“Be Careful what you twit for, because your 140 characters could land you in the slammer”
October 6, 2009 at 10:13 am by Philip LeggiereThat’s how Andrew Belonsky put it.
On Thursday, October 1, the FBI conducted a raid on Elliot Madison’s Queens, NY, home in search of books, files, data, film and something called the “instruments of crime.” Madison was arrested, apparently because during the G-20 protests in Pittsburgh two weeks ago he had been tweeting reports of the locations of police to the demonstrations, thereby assisting protesters seeking to evade the police.

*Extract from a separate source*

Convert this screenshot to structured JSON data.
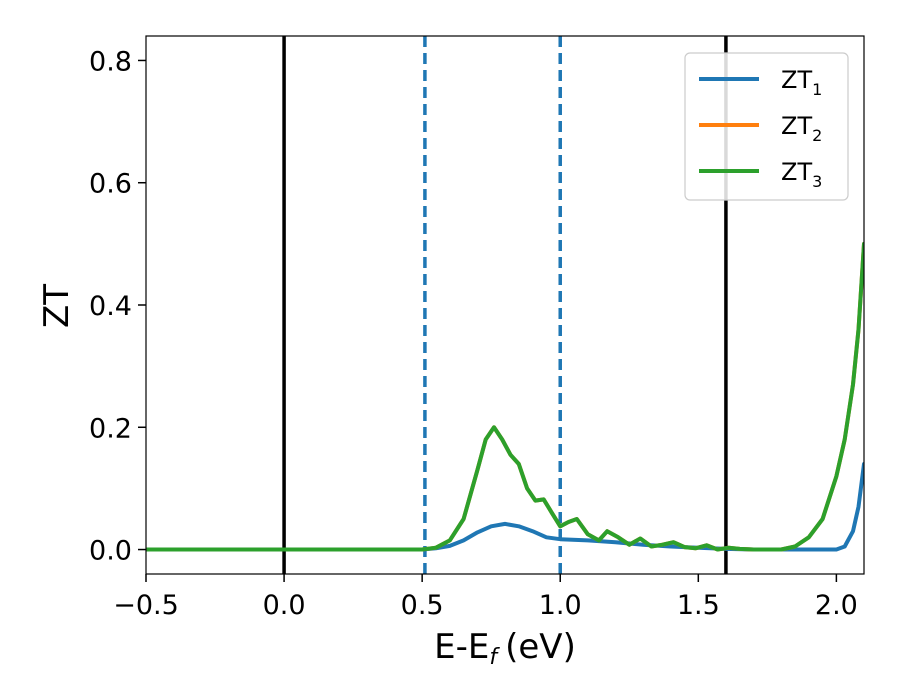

As reported in Raw Story, Vic Walczak, legal director for the Pennsylvania ACLU, sees the FBI’s action as pure “intimidation,” and part of a “much bigger war on demonstrators.” Constitutional scholar Jonathan Turley argues on his blog that,
Arresting someone for communications based on public observations is an abuse of authority and a violation of the Constitution. The scene is uncomfortably reminiscent of the Chinese police seeking people with pictures of publicly viewed abuses. Likewise, the Iranian government arrested bloggers viewed as supporting the protests over the presidential election. This case involves a more sophisticated assault on free speech rights: claiming that the tweets assisted criminal conduct. It is a theory that would gut the first amendment and create a chilling effect on citizen communications.
Tags: FBI, free speech


October 6th, 2009 at 1:05 pm
Whoa! This is crazy! I think that is next frontier for challenging our constitutional rights - the internet medium. The FBI need to answer to this - let’s hope that this story is picked up and soon!